Byron Bay will be bulging with Queenslanders this weekend as Brisbane residents flee their city to escape the G20 summit of world leaders.
The Byron Visitors Centre has told Echonetdaily that the influx of northerners is not completely unexpected.
‘We were almost booked out completely a couple of weeks ago and there has been only a few cancellations here and there,” Julie Durberville from the visitors centre said.
‘It’s going to be a gorgeous weekend in Byron so it’s no surprise that Brisbane people would want to be here.’
For those still looking for accommodation, Ms Durberville said the options were limited.
‘We have one property that charges $650 a night … and there are a few holiday huts at the caravan parks which cost about $100 a night.’
“It’s always busy here and accommodation can be as scarse as hen’s teeth but it’s not usually this busy.
‘The closer we get to Christmas the more hectic it becomes but at the moment it’s like peak season (with the Brisbane influx).’
And while Queensland premier Campbell Newman was hoping the G20 summit would showcase Brisbane, it seems many of the city’s resident have other ideas.

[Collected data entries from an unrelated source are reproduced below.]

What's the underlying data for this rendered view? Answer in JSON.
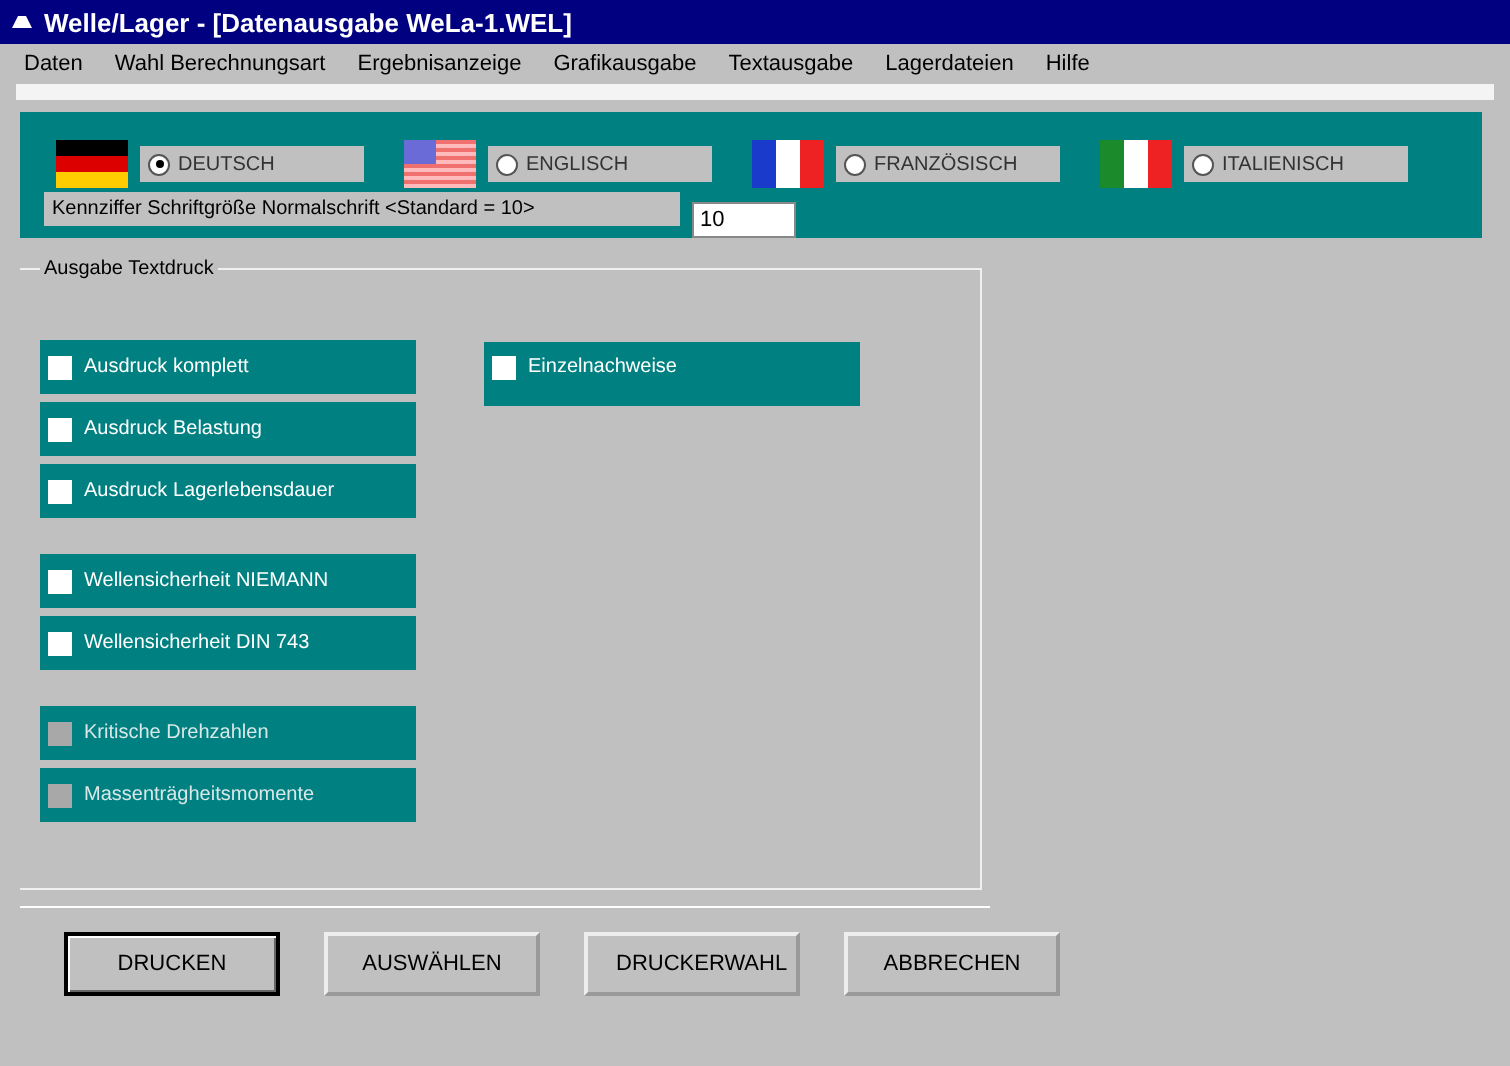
{
  "window": {
    "title": "Welle/Lager - [Datenausgabe WeLa-1.WEL]"
  },
  "menu": [
    {
      "label": "Daten",
      "disabled": false
    },
    {
      "label": "Wahl Berechnungsart",
      "disabled": false
    },
    {
      "label": "Ergebnisanzeige",
      "disabled": false
    },
    {
      "label": "Grafikausgabe",
      "disabled": false
    },
    {
      "label": "Textausgabe",
      "disabled": false
    },
    {
      "label": "Lagerdateien",
      "disabled": false
    },
    {
      "label": "Hilfe",
      "disabled": false
    }
  ],
  "languages": [
    {
      "label": "DEUTSCH",
      "selected": true
    },
    {
      "label": "ENGLISCH",
      "selected": false
    },
    {
      "label": "FRANZÖSISCH",
      "selected": false
    },
    {
      "label": "ITALIENISCH",
      "selected": false
    }
  ],
  "font_size": {
    "label": "Kennziffer Schriftgröße Normalschrift <Standard = 10>",
    "value": "10"
  },
  "group": {
    "title": "Ausgabe Textdruck"
  },
  "left_options": [
    [
      {
        "label": "Ausdruck komplett",
        "checked": false,
        "disabled": false
      },
      {
        "label": "Ausdruck Belastung",
        "checked": false,
        "disabled": false
      },
      {
        "label": "Ausdruck Lagerlebensdauer",
        "checked": false,
        "disabled": false
      }
    ],
    [
      {
        "label": "Wellensicherheit NIEMANN",
        "checked": false,
        "disabled": false
      },
      {
        "label": "Wellensicherheit DIN 743",
        "checked": false,
        "disabled": false
      }
    ],
    [
      {
        "label": "Kritische Drehzahlen",
        "checked": false,
        "disabled": true
      },
      {
        "label": "Massenträgheitsmomente",
        "checked": false,
        "disabled": true
      }
    ]
  ],
  "right_options": [
    {
      "label": "Einzelnachweise",
      "checked": false,
      "disabled": false
    }
  ],
  "buttons": [
    {
      "label": "DRUCKEN",
      "default": true
    },
    {
      "label": "AUSWÄHLEN",
      "default": false
    },
    {
      "label": "DRUCKERWAHL",
      "default": false
    },
    {
      "label": "ABBRECHEN",
      "default": false
    }
  ]
}
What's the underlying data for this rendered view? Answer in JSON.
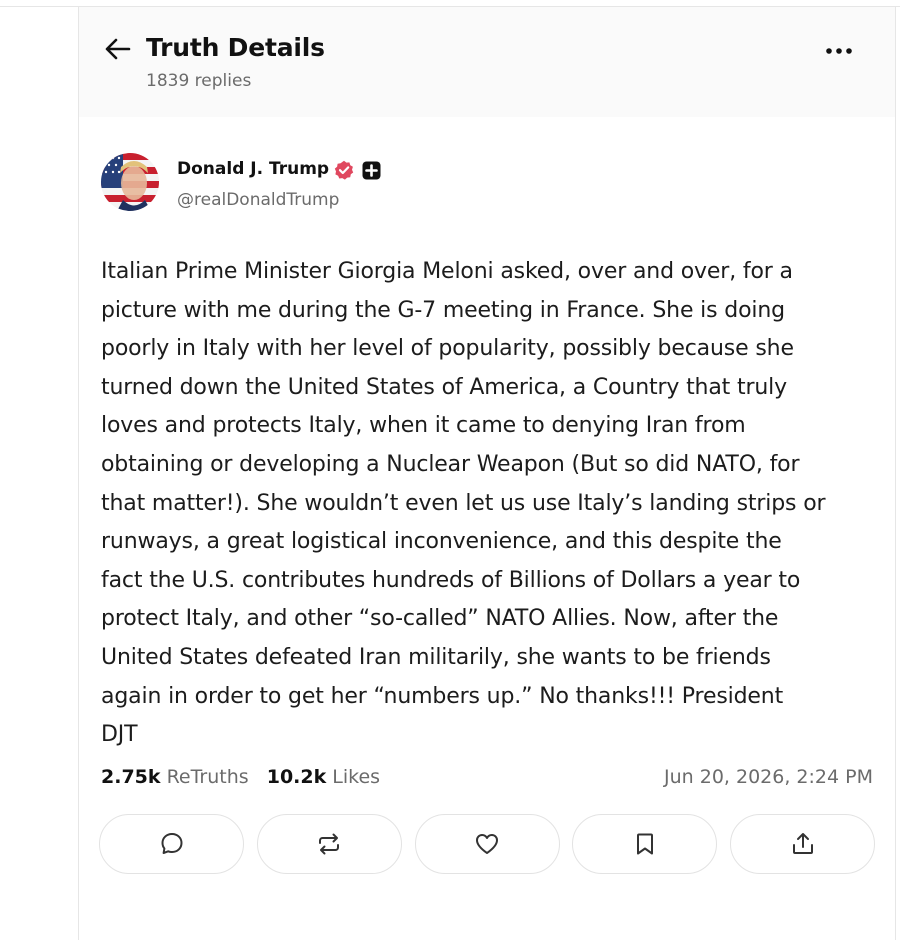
{
  "header": {
    "title": "Truth Details",
    "replies": "1839 replies"
  },
  "post": {
    "author_name": "Donald J. Trump",
    "handle": "@realDonaldTrump",
    "body": "Italian Prime Minister Giorgia Meloni asked, over and over, for a\npicture with me during the G-7 meeting in France. She is doing\npoorly in Italy with her level of popularity, possibly because she\nturned down the United States of America, a Country that truly\nloves and protects Italy, when it came to denying Iran from\nobtaining or developing a Nuclear Weapon (But so did NATO, for\nthat matter!). She wouldn’t even let us use Italy’s landing strips or\nrunways, a great logistical inconvenience, and this despite the\nfact the U.S. contributes hundreds of Billions of Dollars a year to\nprotect Italy, and other “so-called” NATO Allies. Now, after the\nUnited States defeated Iran militarily, she wants to be friends\nagain in order to get her “numbers up.” No thanks!!! President\nDJT",
    "retruths_count": "2.75k",
    "retruths_label": "ReTruths",
    "likes_count": "10.2k",
    "likes_label": "Likes",
    "timestamp": "Jun 20, 2026, 2:24 PM"
  },
  "icons": {
    "back": "arrow-left-icon",
    "more": "more-horizontal-icon",
    "verified": "verified-badge-icon",
    "plus": "plus-badge-icon",
    "reply": "comment-icon",
    "retruth": "repost-icon",
    "like": "heart-icon",
    "bookmark": "bookmark-icon",
    "share": "share-icon"
  },
  "colors": {
    "verified": "#e0485f",
    "text": "#111111",
    "muted": "#6b6b6b",
    "border": "#e3e3e3"
  }
}
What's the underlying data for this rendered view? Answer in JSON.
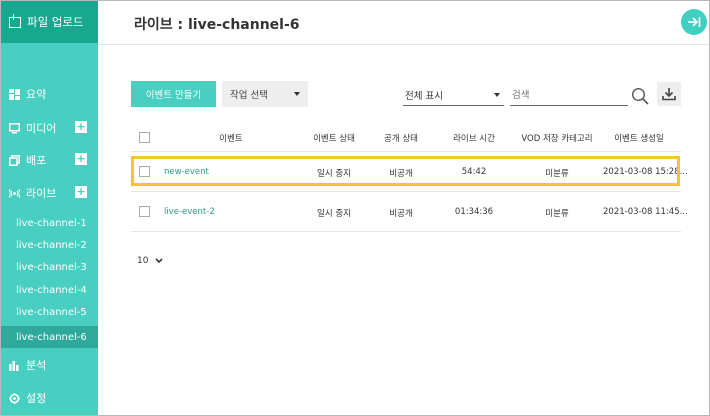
{
  "sidebar": {
    "upload_label": "파일 업로드",
    "nav": [
      {
        "label": "요약",
        "icon": "grid-icon"
      },
      {
        "label": "미디어",
        "icon": "monitor-icon",
        "has_add": true
      },
      {
        "label": "배포",
        "icon": "copy-icon",
        "has_add": true
      },
      {
        "label": "라이브",
        "icon": "broadcast-icon",
        "has_add": true
      },
      {
        "label": "분석",
        "icon": "bar-chart-icon"
      },
      {
        "label": "설정",
        "icon": "gear-icon"
      }
    ],
    "add_symbol": "+",
    "channels": [
      "live-channel-1",
      "live-channel-2",
      "live-channel-3",
      "live-channel-4",
      "live-channel-5",
      "live-channel-6"
    ],
    "active_channel": "live-channel-6"
  },
  "header": {
    "title": "라이브 : live-channel-6"
  },
  "toolbar": {
    "new_event_label": "이벤트 만들기",
    "action_select_label": "작업 선택",
    "filter_label": "전체 표시",
    "search_placeholder": "검색"
  },
  "table": {
    "columns": [
      "이벤트",
      "이벤트 상태",
      "공개 상태",
      "라이브 시간",
      "VOD 저장 카테고리",
      "이벤트 생성일"
    ],
    "rows": [
      {
        "name": "new-event",
        "status": "일시 중지",
        "visibility": "비공개",
        "duration": "54:42",
        "category": "미분류",
        "created": "2021-03-08 15:28...",
        "highlighted": true
      },
      {
        "name": "live-event-2",
        "status": "일시 중지",
        "visibility": "비공개",
        "duration": "01:34:36",
        "category": "미분류",
        "created": "2021-03-08 11:45..."
      }
    ]
  },
  "pagination": {
    "page_size": "10"
  },
  "colors": {
    "accent": "#48cfc1",
    "accent_dark": "#17a890",
    "active_item": "#2ea99c",
    "highlight": "#f5c431",
    "link": "#2e9c8e"
  }
}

Business owners are reporting that the state’s capital is like a ghost town, with heavy security, street lockdowns and potential clashes with protestors scaring many of the city’s residents away.
And while there are 3000 journalists in town to cover the antics of the 4000 G20 delegates, the city of more than 2 million people could prove a little quiet for some. But Brisbane’s loss is Byron’s gain, along with other tourist towns..
With a public holiday declared for Friday, thousands of Brisbane residents reportedly also fled their city for the Gold Coast and Sunshine Coast, which are both reporting heavy bookings this weekend.
Maybe it’s the fear of snipers on every rooftop, the possibility of being fined up to $5500 for entering restricted zones, or the threat of Russian warships bearing down on the city?
But it hasn’t all been one-way traffic out of town.
A contingent from the Nimbin Hemp Embassy have rolled into the big smoke calling on world leaders to include cannabis on the G20 agenda.
Hemp Embassy president Michael Balderstone said although the ten metre Big Joint was banned by police, the contingent had one metre long baby joints to make their points.
‘Cannabis is the biggest cash crop on Earth according to UN figures, $300 billion per year,’ he said.
‘America has finally seen the light and is re-legalising so why is it not on the G20 Economic Forum agenda?”
‘If Tony Abbot wants jobs we estimate there is ten thousand waiting to be created in Australia in a legal, regulated and taxed cannabis market.’
But with all protest activity contained to certain areas by the heavy police presence, it is unlikely the world leaders will ‘toke’ the time to consider their pleas.